Klaus Fluoride e Jello Biafra do The Dead Kennedys se apresentam no The People’s Temple em 1978 em São Francisco, Califórnia.
Klaus Fluoride e Jello Biafra, do The Dead Kennedys, se apresentam no The People’s Temple em 1978, em São Francisco, Califórnia. Composição: Richard McCaffrey/Michael Ochs Archive/Getty Images

Para Barnett, até mesmo a terminologia atual está sendo debatida. “Chamá-lo de ‘Antifa’ é como chamá-lo de um culto exótico e estranho, em vez de chamá-lo de ‘vida cotidiana’. Todos os aspectos da cobertura da mídia são insidiosos, voltando a opinião pública contra nós, transformando-nos em um espetáculo violento que é algo terrível e antiamericano, quando isso é a porra do Boston Tea Party”, diz ele. “Se as pessoas quiserem falar sobre como a herança da cultura americana e nosso destino patriótico se encaixam [no antifascismo], isso é matemática básica para mim e para muitos outros.”

No entanto, Biafra e Thomas Barnett, do Strike Anywhere, pelo menos concordam com a reformulação da marca da direita. “Você sabe como chamavam a alt-right há dois anos? Neonazistas de merda!”, diz Biafra. “Agora é alt-right, como alt-country ou música pop alternativa.”

Barnett concorda: “Eles não podem ser de extrema direita. Eles só podem ser nazistas da era digital, supremacistas brancos ou terroristas. E é isso que [a mídia] está fazendo com a ação antifascista.”

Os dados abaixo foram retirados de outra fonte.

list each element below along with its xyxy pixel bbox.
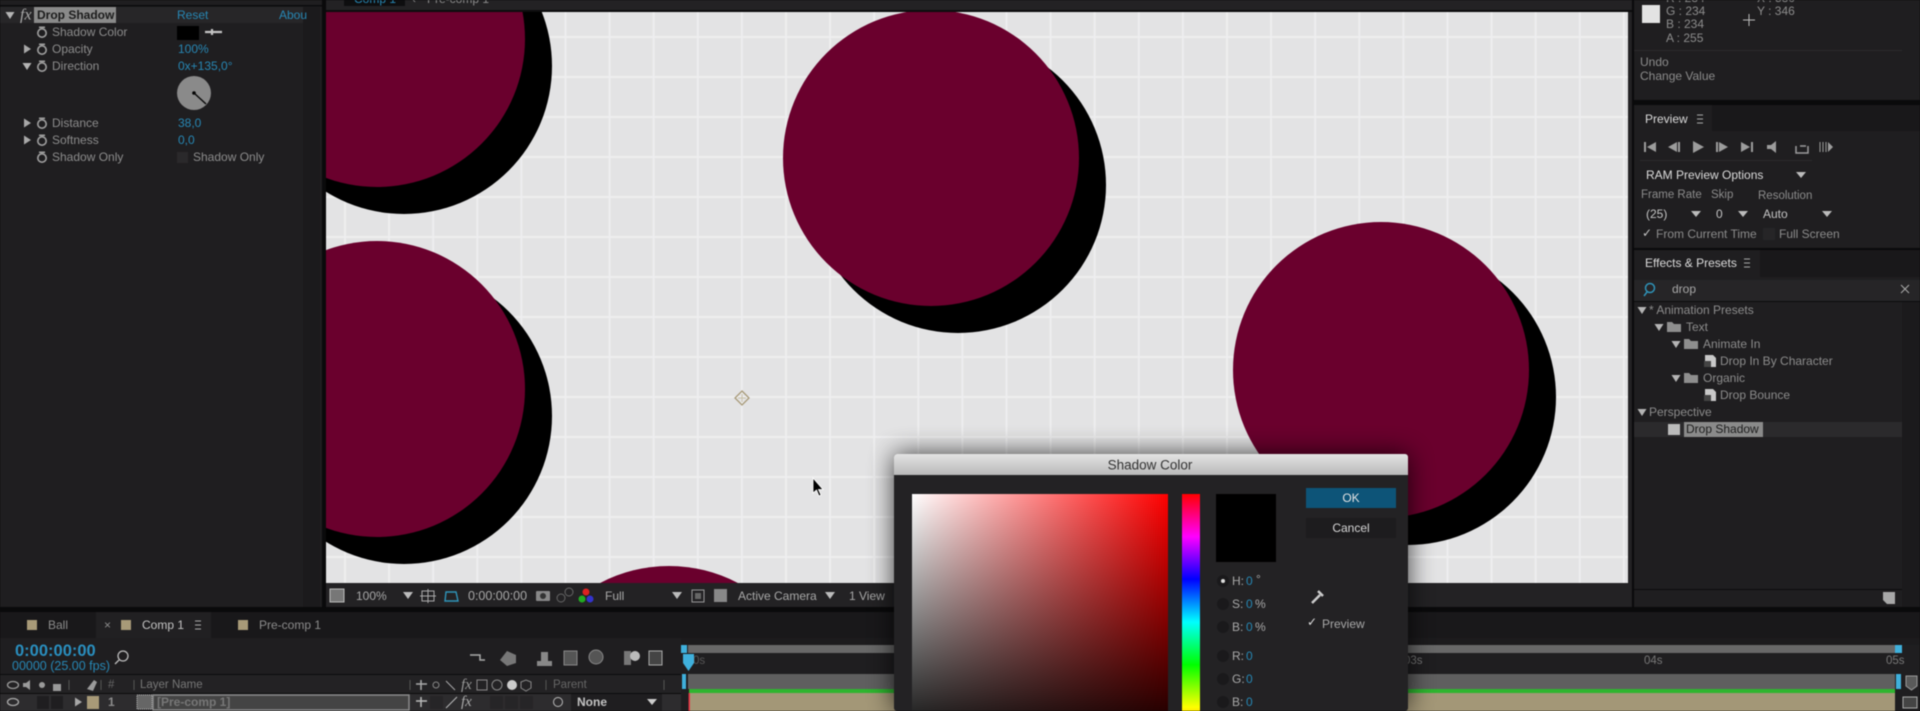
current time: 00000 (25.00 fps) [12, 659, 110, 673]
color value fields: B: [1232, 620, 1243, 634]
color value fields: R: [1232, 649, 1244, 663]
effects heading: Effects & Presets [1645, 256, 1737, 270]
viewer toolbar: 100% [356, 589, 387, 603]
property: softness [24, 133, 195, 147]
color value fields: % [1255, 620, 1266, 634]
timeline tabs: Pre-comp 1 [259, 618, 321, 632]
time ruler and tracks: 0s [693, 655, 705, 667]
search field [1634, 280, 1920, 301]
effect header: drop shadow: Reset [177, 8, 209, 22]
ram preview options: RAM Preview Options [1646, 168, 1763, 182]
ram preview options: ✓ [1642, 226, 1652, 240]
color value fields: 0 [1246, 672, 1253, 686]
preset tree: Drop Bounce [1720, 388, 1790, 402]
dialog title bar: Shadow Color [1108, 458, 1193, 472]
property: opacity [24, 42, 209, 56]
property: softness: Softness [52, 133, 99, 147]
color value fields: 0 [1246, 574, 1253, 588]
column header [0, 675, 681, 693]
hue slider [1182, 494, 1200, 711]
color value fields [1217, 572, 1266, 709]
panel: info [1634, 0, 1920, 100]
preset tree: Perspective [1649, 405, 1712, 419]
cancel button: Cancel [1332, 521, 1370, 535]
color value fields: H: [1232, 574, 1244, 588]
panel: preview [1634, 105, 1920, 248]
viewer toolbar [326, 583, 1632, 607]
info values [1666, 0, 1795, 45]
layer row [0, 694, 681, 711]
ram preview options: Auto [1763, 207, 1788, 221]
layer row: [Pre-comp 1] [157, 695, 230, 709]
column header: fx [461, 677, 472, 693]
search field: drop [1672, 282, 1696, 296]
color value fields: 0 [1246, 649, 1253, 663]
ball: right [1233, 222, 1556, 545]
dialog title bar [894, 454, 1408, 475]
timeline tabs: × [104, 618, 111, 632]
property: distance: 38,0 [178, 116, 202, 130]
color value fields: B: [1232, 695, 1243, 709]
layer search icon [115, 651, 128, 664]
info color swatch [1642, 5, 1660, 23]
mouse cursor [813, 478, 823, 496]
color value fields: 0 [1246, 597, 1253, 611]
ram preview options: From Current Time [1656, 227, 1757, 241]
undo text: Undo [1640, 55, 1669, 69]
time ruler and tracks: 04s [1644, 655, 1663, 667]
property: direction [22, 59, 233, 73]
info values: A : 255 [1666, 31, 1704, 45]
property: opacity: 100% [178, 42, 209, 56]
playback controls [1644, 141, 1833, 153]
color preview swatch [1216, 494, 1276, 562]
ram preview options: Skip [1711, 189, 1733, 201]
preview checkbox: ✓ [1307, 615, 1317, 629]
ball: top left [325, 11, 553, 215]
ball: top center [783, 10, 1106, 333]
preset tree: * Animation Presets [1649, 303, 1754, 317]
preset tree: Organic [1703, 371, 1745, 385]
ball: bottom [600, 566, 738, 583]
breadcrumb tabs [344, 0, 489, 6]
undo text: Change Value [1640, 69, 1715, 83]
preset tree: Animate In [1703, 337, 1760, 351]
anchor point [735, 391, 749, 405]
viewer toolbar: 1 View [849, 589, 885, 603]
color value fields: % [1255, 597, 1266, 611]
info values: G : 234 [1666, 4, 1706, 18]
timeline tabs [27, 612, 321, 638]
color value fields: ° [1256, 572, 1261, 586]
preset tree: Drop In By Character [1720, 354, 1833, 368]
saturation and brightness field [912, 494, 1168, 711]
time ruler and tracks: 03s [1404, 655, 1423, 667]
playhead [683, 654, 694, 711]
effect header: drop shadow: fx [20, 6, 32, 24]
ram preview options: Frame Rate [1641, 189, 1702, 201]
effect header: drop shadow: Abou [279, 8, 307, 22]
ram preview options: Resolution [1758, 190, 1812, 202]
timeline switches [470, 650, 662, 666]
layer row: fx [461, 694, 472, 710]
undo text [1640, 55, 1715, 83]
ram preview options: (25) [1646, 207, 1667, 221]
color value fields: 0 [1246, 620, 1253, 634]
layer row: 1 [108, 695, 115, 709]
preset tree [1634, 303, 1902, 437]
preview heading: Preview [1645, 112, 1688, 126]
panel: composition viewer [229, 0, 1632, 607]
info values: B : 234 [1666, 17, 1704, 31]
eyedropper icon [1312, 591, 1323, 603]
property: shadow color: Shadow Color [52, 25, 127, 39]
property: opacity: Opacity [52, 42, 93, 56]
property: shadow only: Shadow Only [193, 150, 264, 164]
property: direction: Direction [52, 59, 99, 73]
property: direction: 0x+135,0° [178, 59, 233, 73]
time ruler and tracks [681, 645, 1920, 711]
ram preview options [1641, 168, 1840, 241]
dialog: shadow color picker [894, 454, 1408, 711]
layer row: None [577, 695, 607, 709]
ok button [1306, 488, 1396, 508]
color value fields: 0 [1246, 695, 1253, 709]
preview checkbox: Preview [1322, 617, 1365, 631]
viewer toolbar: Active Camera [738, 589, 817, 603]
column header: Parent [553, 679, 588, 691]
color value fields: S: [1232, 597, 1243, 611]
property: softness: 0,0 [178, 133, 195, 147]
info values: Y : 346 [1757, 4, 1795, 18]
timeline tabs: Comp 1 [142, 618, 184, 632]
timeline tabs: Ball [48, 618, 68, 632]
ram preview options: Full Screen [1779, 227, 1840, 241]
property: shadow only [38, 150, 264, 164]
property: distance: Distance [52, 116, 99, 130]
new preset icon [1883, 592, 1895, 604]
effect header: drop shadow [6, 6, 307, 24]
panel: effect controls [0, 0, 322, 607]
preset tree: Text [1686, 320, 1709, 334]
current time [12, 642, 110, 673]
property: distance [24, 116, 202, 130]
time ruler and tracks: 05s [1886, 655, 1905, 667]
current time: 0:00:00:00 [15, 642, 96, 660]
effect header: drop shadow: Drop Shadow [37, 8, 115, 22]
ram preview options: 0 [1716, 207, 1723, 221]
canvas with balls [229, 0, 1628, 583]
preset tree: Drop Shadow [1686, 422, 1759, 436]
viewer toolbar: Full [605, 589, 624, 603]
panel: effects and presets [1634, 250, 1920, 607]
ball: middle left [325, 240, 553, 565]
color value fields: G: [1232, 672, 1245, 686]
column header: # [108, 679, 115, 691]
property: shadow only: Shadow Only [52, 150, 123, 164]
column header: Layer Name [140, 679, 203, 691]
viewer toolbar: 0:00:00:00 [468, 589, 527, 603]
cancel button [1332, 523, 1370, 532]
panel: timeline [0, 612, 1920, 711]
preview checkbox [1308, 618, 1366, 629]
direction dial [177, 76, 211, 110]
ok button: OK [1342, 491, 1360, 505]
property: shadow color [38, 25, 222, 40]
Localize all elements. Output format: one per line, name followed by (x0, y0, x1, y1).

Independentemente disso, Barnett diz que o movimento antifascista não está dando nada por garantido. “Esses comícios, qualquer que seja o próximo, qualquer que seja a forma que assuma, são eventos cavalos de Troia para convidar e dar as boas-vindas a grupos terroristas brancos, e são apenas plataformas para que eles entrem nas comunidades para ferir e intimidar as pessoas. E isso é o que a ação antifascista sempre soube, e isso é o que os punks sempre souberam.”

Ou, nos termos francos de alguém que deixou para trás sua adolescência em uma banda punk chamada Warkrime para ir lutar em uma guerra de verdade, Belden, ex-membro da milícia YPG, diz: “Quando eu era mais jovem, meus amigos e eu costumávamos dar uma surra nos nazistas que iam aos shows de punk [na Califórnia]. E adivinhe? Eles iam embora e nunca mais voltavam. A violência funciona”.